In January the U.S. Supreme Court handed down a decision making it easier for states to set aside or modify consent decrees, but the new ruling was not nearly as bad for prisoners as it could have been. Stalker said that although our legal position is now worse than it was before the high court's ruling, we are still in pretty good legal shape. Where before prisoners had something in the neighborhood of an 80 or 90 percent chance of success, he said the odds of prevailing are currently around 60 to 70 percent in the U.S. district court, and a bit less than that on any appeal to the court of appeals.

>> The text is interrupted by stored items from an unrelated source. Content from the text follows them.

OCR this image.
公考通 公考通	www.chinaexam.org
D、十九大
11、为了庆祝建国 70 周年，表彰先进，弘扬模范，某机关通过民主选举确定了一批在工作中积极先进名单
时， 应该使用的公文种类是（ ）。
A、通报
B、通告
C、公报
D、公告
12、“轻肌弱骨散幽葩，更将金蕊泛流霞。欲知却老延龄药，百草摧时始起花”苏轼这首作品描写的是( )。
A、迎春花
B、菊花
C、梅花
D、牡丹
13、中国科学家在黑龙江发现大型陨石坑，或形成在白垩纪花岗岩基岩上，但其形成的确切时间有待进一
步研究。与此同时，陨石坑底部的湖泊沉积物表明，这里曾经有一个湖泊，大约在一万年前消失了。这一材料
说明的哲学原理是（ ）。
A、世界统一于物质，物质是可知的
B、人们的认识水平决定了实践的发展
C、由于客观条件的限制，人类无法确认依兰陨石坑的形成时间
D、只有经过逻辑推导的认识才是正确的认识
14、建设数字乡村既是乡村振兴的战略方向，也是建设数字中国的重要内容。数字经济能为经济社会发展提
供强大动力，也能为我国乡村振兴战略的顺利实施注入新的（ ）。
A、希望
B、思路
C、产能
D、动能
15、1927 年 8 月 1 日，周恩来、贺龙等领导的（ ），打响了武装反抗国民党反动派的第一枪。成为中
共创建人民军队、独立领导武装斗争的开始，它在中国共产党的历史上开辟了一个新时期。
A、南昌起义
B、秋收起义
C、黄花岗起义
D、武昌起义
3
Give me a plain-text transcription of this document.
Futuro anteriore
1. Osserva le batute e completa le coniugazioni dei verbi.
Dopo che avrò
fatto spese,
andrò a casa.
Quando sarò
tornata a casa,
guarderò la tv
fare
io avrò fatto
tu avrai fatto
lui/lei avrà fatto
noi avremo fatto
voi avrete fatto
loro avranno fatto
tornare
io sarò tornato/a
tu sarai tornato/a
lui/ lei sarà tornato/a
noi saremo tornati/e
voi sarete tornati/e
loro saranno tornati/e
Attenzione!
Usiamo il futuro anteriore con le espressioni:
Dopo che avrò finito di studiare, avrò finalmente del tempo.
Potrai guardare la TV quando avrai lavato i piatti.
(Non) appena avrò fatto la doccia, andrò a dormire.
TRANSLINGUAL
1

The club heads and RAC voted unanimously to have Mr. Stalker continue with the legal struggle to defend the consent decree against further state encroachment. Mr. Stalker said that prison officials will not attempt to double cell the institution in the absence of a court order authorizing them to do so.

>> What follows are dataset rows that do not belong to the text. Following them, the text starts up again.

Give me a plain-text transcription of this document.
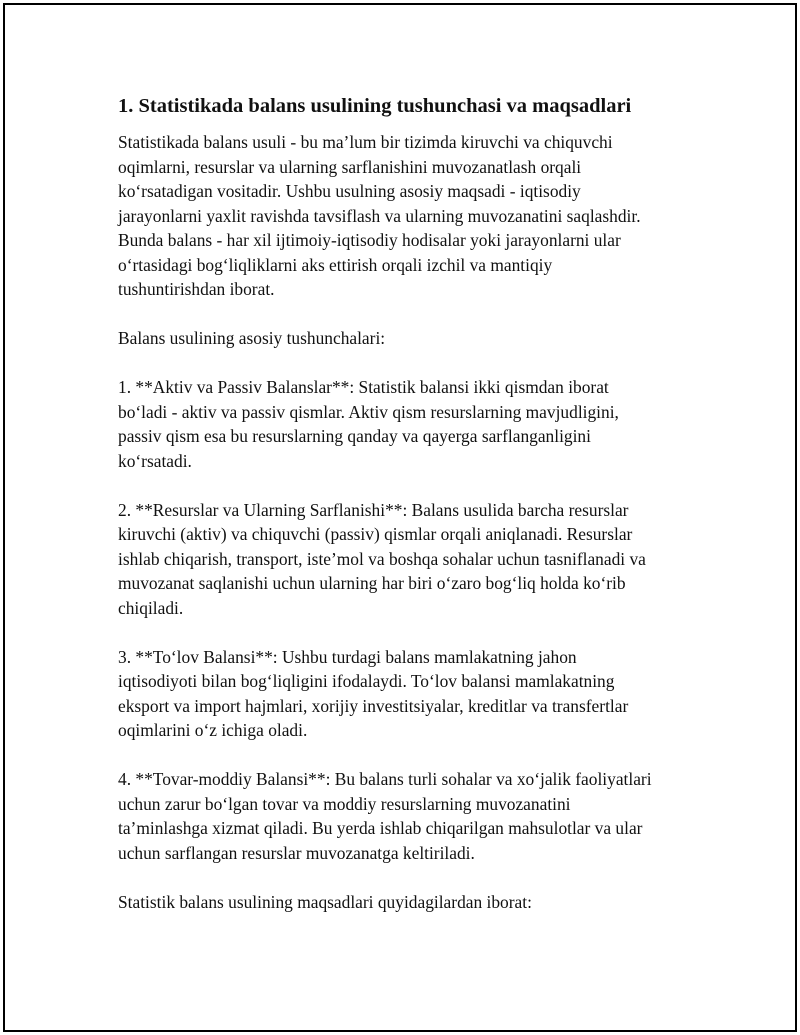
1. Statistikada balans usulining tushunchasi va maqsadlari

Statistikada balans usuli - bu ma’lum bir tizimda kiruvchi va chiquvchi
oqimlarni, resurslar va ularning sarflanishini muvozanatlash orqali
ko‘rsatadigan vositadir. Ushbu usulning asosiy maqsadi - iqtisodiy
jarayonlarni yaxlit ravishda tavsiflash va ularning muvozanatini saqlashdir.
Bunda balans - har xil ijtimoiy-iqtisodiy hodisalar yoki jarayonlarni ular
o‘rtasidagi bog‘liqliklarni aks ettirish orqali izchil va mantiqiy
tushuntirishdan iborat.

Balans usulining asosiy tushunchalari:

1. **Aktiv va Passiv Balanslar**: Statistik balansi ikki qismdan iborat
bo‘ladi - aktiv va passiv qismlar. Aktiv qism resurslarning mavjudligini,
passiv qism esa bu resurslarning qanday va qayerga sarflanganligini
ko‘rsatadi.

2. **Resurslar va Ularning Sarflanishi**: Balans usulida barcha resurslar
kiruvchi (aktiv) va chiquvchi (passiv) qismlar orqali aniqlanadi. Resurslar
ishlab chiqarish, transport, iste’mol va boshqa sohalar uchun tasniflanadi va
muvozanat saqlanishi uchun ularning har biri o‘zaro bog‘liq holda ko‘rib
chiqiladi.

3. **To‘lov Balansi**: Ushbu turdagi balans mamlakatning jahon
iqtisodiyoti bilan bog‘liqligini ifodalaydi. To‘lov balansi mamlakatning
eksport va import hajmlari, xorijiy investitsiyalar, kreditlar va transfertlar
oqimlarini o‘z ichiga oladi.

4. **Tovar-moddiy Balansi**: Bu balans turli sohalar va xo‘jalik faoliyatlari
uchun zarur bo‘lgan tovar va moddiy resurslarning muvozanatini
ta’minlashga xizmat qiladi. Bu yerda ishlab chiqarilgan mahsulotlar va ular
uchun sarflangan resurslar muvozanatga keltiriladi.

Statistik balans usulining maqsadlari quyidagilardan iborat:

While it is more likely than not that we will win, at least in the short term, if the courts do happen to go against us it will not be anything immediate. Regardless of the outcome, the legal process will take a considerable amount of time to unfold. A good guess would be six months to a year, although it could of course be longer or shorter than that. The bottom line is that we have a good chance of prevailing and even if we do ultimately lose it will not happen immediately.
The new ruling is Rufo v. Inmates of Suffolk County jail, which was decided on January 15th. What does the court have to say about modifying consent decrees? In essence the court held:
"[t]hat a party may obtain relief from a court order when 'it is no longer equitable that the judgment should have prospective application,' not when it is no longer convenient to live with the terms of a consent decree. Accordingly, a party seeking modification of a consent decree bears the burden of establishing that a significant change in circumstances warrants revision of the decree.

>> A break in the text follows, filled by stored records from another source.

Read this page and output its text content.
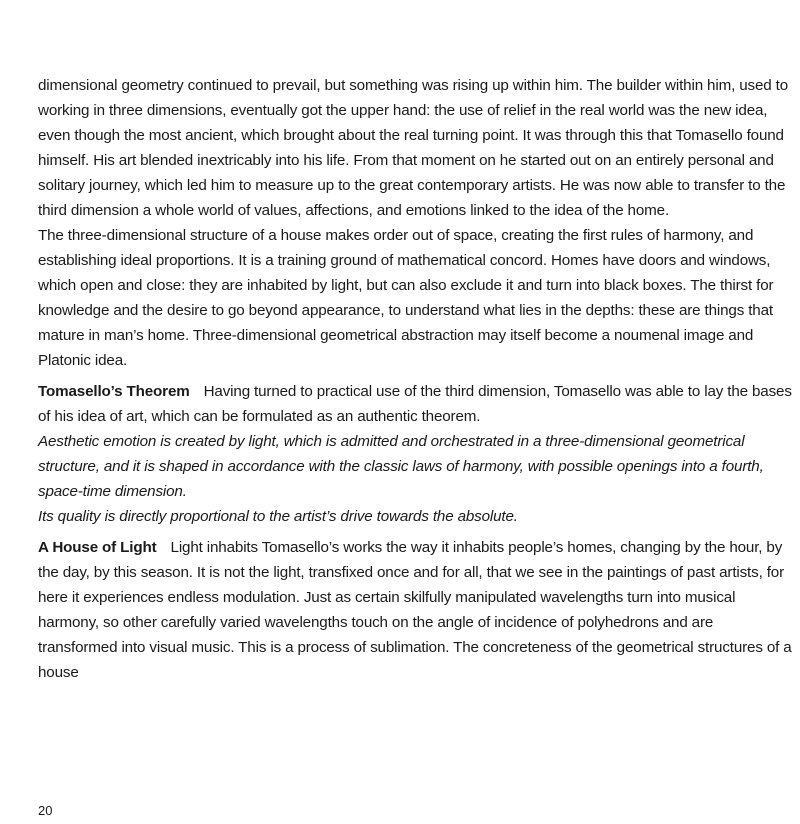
dimensional geometry continued to prevail, but something was rising up within him. The builder within him, used to working in three dimensions, eventually got the upper hand: the use of relief in the real world was the new idea, even though the most ancient, which brought about the real turning point. It was through this that Tomasello found himself. His art blended inextricably into his life. From that moment on he started out on an entirely personal and solitary journey, which led him to measure up to the great contemporary artists. He was now able to transfer to the third dimension a whole world of values, affections, and emotions linked to the idea of the home.

The three-dimensional structure of a house makes order out of space, creating the first rules of harmony, and establishing ideal proportions. It is a training ground of mathematical concord. Homes have doors and windows, which open and close: they are inhabited by light, but can also exclude it and turn into black boxes. The thirst for knowledge and the desire to go beyond appearance, to understand what lies in the depths: these are things that mature in man’s home. Three-dimensional geometrical abstraction may itself become a noumenal image and Platonic idea.

Tomasello’s Theorem Having turned to practical use of the third dimension, Tomasello was able to lay the bases of his idea of art, which can be formulated as an authentic theorem.

Aesthetic emotion is created by light, which is admitted and orchestrated in a three-dimensional geometrical structure, and it is shaped in accordance with the classic laws of harmony, with possible openings into a fourth, space-time dimension.

Its quality is directly proportional to the artist’s drive towards the absolute.

A House of Light Light inhabits Tomasello’s works the way it inhabits people’s homes, changing by the hour, by the day, by this season. It is not the light, transfixed once and for all, that we see in the paintings of past artists, for here it experiences endless modulation. Just as certain skilfully manipulated wavelengths turn into musical harmony, so other carefully varied wavelengths touch on the angle of incidence of polyhedrons and are transformed into visual music. This is a process of sublimation. The concreteness of the geometrical structures of a house

20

If it is clear that a party anticipated changing conditions that would make performance of the decree more onerous but nevertheless agreed to the decree, that party would have to satisfy a heavy burden to convince a court that it agreed to the decree in good faith, made a reasonable effort to comply with the decree, and should be relieved of the undertaking."
Like the state of Washington has been doing in the Monroe case, the sheriff in Rufo v. Inmates argued that the court was required to modify the consent decree because: "The constitutional violation underlying the decree has disappeared and will not recur and that no constitutional violation is even alleged at the new jail, so there is no constitutional violation to serve as a predicate for the federal court's continued exercise of its equitable power." The court replied by saying: "His argument is not well taken." It was this aspect of the case, the possible need to actually demonstrate the existence of a continuing constitutional violation, that had some prisoners so concerned about the Rufo case. The court's clear rejection of that line of argument made a big difference in the outcome and the case's probable impact on prisoners at Monroe. Moreover, in an even later case, the Supreme Court refused to overturn a lower court's refusal to set aside a consent decree entered into between San Quentin officials and prisoners, saying the likelihood of the prison officials repeating the prohibited conduct was great. In the Monroe case, the likelihood of the administration double bunking prisoners in the event the decree is set aside is almost certain. They've made no attempt to conceal their intentions in this regard.